Adoro quando me apitam nos semáforos. Uma rapariga demora-se
mais 10 segundos do que o necessário a arrancar e há um estupido qualquer “fuéééé
fuéééé´”, todo nervosinho, já a guinar o carro para a esquerda numa tentativa
de ultrapassagem. Adoro os gestos e imagino o discurso machista lá no interior
do veículo “gajas ao volante é isto, deviam era estar em casa no fogão”, etc,
etc, para manter a conversa num nível decente.
(Aliás, adoro discursos machistas em geral. “As mulheres não
devem levantar peso porque ficam com corpo de homem” ou “não acho bem que o teu
marido esteja a lavar o chão” ou “andar à porrada é coisa para homem” ou “com
aquele decote está mesmo a pôr-se a jeito”, isto, uma vez mais, para manter a
conversa num nível decente. E, cereja no topo do bolo, os comentários mais
machistas saem muitas vezes da boca das mulheres.
Mas isto não ia ser um post sobre a igualdade de género
portanto, agora que já fiz o meu desabafo e que aproveito para acrescentar que
uma mulher consegue fazer tudo o que um homem faz (exceto xixi sem despir as
calças) de salto alto, vou fechar parêntesis e passar à frente.)

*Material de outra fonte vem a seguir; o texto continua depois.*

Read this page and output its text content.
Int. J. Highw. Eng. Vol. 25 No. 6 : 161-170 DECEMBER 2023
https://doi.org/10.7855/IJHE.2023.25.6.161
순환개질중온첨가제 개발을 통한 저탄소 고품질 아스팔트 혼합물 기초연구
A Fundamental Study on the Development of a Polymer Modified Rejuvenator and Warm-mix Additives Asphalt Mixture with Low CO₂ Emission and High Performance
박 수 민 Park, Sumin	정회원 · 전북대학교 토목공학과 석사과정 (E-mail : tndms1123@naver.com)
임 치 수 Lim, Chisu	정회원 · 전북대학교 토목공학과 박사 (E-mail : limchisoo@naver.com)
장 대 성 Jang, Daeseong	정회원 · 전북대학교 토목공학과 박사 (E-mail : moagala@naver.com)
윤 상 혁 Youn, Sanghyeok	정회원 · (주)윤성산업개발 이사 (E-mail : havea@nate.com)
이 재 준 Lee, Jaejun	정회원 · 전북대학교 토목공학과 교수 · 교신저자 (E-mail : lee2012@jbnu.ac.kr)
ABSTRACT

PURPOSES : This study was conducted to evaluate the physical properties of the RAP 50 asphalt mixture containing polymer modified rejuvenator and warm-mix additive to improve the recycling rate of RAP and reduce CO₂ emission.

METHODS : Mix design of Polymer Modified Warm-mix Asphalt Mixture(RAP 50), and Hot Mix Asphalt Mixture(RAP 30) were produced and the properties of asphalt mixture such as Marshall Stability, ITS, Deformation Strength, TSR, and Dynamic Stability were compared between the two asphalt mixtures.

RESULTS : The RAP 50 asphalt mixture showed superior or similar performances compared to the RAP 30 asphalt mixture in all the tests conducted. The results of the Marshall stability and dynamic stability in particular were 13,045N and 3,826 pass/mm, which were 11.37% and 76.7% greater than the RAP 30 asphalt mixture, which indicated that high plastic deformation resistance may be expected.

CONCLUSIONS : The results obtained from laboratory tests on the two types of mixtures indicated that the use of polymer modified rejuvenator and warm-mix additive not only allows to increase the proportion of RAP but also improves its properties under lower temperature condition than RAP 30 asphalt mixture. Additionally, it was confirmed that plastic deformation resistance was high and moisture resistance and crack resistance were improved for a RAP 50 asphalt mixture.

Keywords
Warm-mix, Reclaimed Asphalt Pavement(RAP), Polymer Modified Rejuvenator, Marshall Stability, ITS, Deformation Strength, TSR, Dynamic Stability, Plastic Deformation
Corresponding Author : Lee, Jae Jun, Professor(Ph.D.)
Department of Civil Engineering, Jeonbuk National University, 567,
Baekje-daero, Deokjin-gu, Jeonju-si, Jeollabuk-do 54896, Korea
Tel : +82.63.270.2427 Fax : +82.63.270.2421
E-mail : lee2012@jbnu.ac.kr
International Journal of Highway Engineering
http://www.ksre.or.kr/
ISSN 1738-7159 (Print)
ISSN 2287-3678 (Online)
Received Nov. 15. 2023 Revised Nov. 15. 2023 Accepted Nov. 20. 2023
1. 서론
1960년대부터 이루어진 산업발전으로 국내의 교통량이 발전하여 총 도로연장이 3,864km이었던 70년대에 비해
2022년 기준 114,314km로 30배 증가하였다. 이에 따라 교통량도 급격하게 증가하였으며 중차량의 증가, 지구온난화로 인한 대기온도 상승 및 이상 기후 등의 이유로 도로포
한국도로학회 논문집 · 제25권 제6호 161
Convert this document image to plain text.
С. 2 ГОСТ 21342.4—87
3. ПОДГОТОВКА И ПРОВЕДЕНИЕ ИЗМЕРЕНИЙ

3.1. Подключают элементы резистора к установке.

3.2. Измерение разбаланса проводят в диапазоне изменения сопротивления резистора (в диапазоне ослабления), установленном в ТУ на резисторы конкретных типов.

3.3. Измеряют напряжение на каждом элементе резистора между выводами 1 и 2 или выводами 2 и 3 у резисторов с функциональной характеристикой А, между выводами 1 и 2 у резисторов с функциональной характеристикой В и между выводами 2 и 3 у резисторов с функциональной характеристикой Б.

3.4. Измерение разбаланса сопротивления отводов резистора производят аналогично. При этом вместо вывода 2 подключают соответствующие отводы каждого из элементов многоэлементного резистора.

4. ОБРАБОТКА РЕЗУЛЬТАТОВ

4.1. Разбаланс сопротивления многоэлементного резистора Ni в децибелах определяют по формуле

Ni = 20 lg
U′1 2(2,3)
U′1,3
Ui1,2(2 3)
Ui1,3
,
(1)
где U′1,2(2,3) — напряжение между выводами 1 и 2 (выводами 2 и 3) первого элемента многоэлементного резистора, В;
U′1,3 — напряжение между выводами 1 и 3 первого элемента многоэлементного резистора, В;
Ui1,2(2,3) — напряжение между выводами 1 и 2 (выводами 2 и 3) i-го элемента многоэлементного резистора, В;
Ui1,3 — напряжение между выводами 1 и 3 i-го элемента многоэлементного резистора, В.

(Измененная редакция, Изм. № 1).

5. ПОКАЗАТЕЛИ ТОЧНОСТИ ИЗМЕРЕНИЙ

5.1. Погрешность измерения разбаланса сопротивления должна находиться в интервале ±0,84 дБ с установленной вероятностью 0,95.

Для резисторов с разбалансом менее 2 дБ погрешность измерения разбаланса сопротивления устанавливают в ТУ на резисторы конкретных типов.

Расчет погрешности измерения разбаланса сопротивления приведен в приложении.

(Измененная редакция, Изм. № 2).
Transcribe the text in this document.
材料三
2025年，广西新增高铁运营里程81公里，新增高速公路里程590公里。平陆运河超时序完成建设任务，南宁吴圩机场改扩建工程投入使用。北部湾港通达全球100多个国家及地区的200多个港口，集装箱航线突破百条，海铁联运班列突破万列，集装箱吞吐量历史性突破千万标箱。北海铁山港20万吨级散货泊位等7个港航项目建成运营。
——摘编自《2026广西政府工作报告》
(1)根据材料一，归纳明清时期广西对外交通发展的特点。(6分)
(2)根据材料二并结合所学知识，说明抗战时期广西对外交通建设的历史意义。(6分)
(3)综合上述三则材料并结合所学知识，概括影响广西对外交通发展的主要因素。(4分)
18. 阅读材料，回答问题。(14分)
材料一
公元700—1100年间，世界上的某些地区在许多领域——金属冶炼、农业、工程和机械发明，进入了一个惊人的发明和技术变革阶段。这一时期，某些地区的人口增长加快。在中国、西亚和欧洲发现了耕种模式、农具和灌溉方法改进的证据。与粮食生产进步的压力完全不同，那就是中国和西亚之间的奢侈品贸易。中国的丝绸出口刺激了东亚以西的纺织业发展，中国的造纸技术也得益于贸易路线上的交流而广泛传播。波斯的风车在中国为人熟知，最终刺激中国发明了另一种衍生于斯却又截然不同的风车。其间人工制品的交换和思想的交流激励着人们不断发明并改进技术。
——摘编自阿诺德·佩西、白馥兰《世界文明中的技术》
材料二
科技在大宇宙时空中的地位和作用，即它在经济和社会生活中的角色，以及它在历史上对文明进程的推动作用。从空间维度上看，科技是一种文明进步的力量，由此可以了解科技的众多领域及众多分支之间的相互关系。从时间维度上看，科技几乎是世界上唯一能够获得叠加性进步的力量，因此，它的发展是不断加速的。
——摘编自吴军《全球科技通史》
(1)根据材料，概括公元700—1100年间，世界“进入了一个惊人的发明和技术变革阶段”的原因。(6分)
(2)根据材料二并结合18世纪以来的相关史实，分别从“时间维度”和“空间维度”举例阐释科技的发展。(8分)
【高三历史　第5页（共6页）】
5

Demorei um bocado mais a arrancar no semáforo porque estava a
olhar para o telemóvel, mea culpa. Não
sei se também vos está a acontecer, mas eu estou a fazer um uso excessivo do
telemóvel, muito maior do que fazia no período pré-confinamento. Ao ponto de
ser chamada à atenção por andar sempre a espreitar se há alguma novidade. Claro
que a explicação para isso é simples: neste momento a nossa comunicação com
exterior, quer a nível pessoal, profissional ou lúdico, faz-se quase
exclusivamente por esse meio. Os telemóveis, e o meu não é exceção, vão
acumulando aplicações de videoconferência, opções de vídeo chamadas e festas
virtuais, grupos de amigos, de primos, de família, de voluntários, de vizinhos,
uns apenas para nos divertirmos, outros para serem uteis e alguns só mesmo para
serem chatos.
É inevitável desligar as notificações de vários grupos e
aplicações porque, de outra forma, nunca levantávamos os olhos do ecrã, mas
ainda assim…
E esta constatação leva-me a outro pensamento: como teria
sido estar fisicamente isolado numa altura anterior à internet? Daqui, inevitavelmente,
passo ao próximo pensamento: como conseguem comunicar com o exterior aquelas
pessoas que não são da geração sempre online? Como vêm os netos? Como assistem
à missa? Como leem o jornal? É que aquelas coisas que nós vamos alcançando com
um clique e que preenchem as imensas lacunas destes dias, não estão acessíveis a
todos, quer por falta de recursos, quer por falta de conhecimento.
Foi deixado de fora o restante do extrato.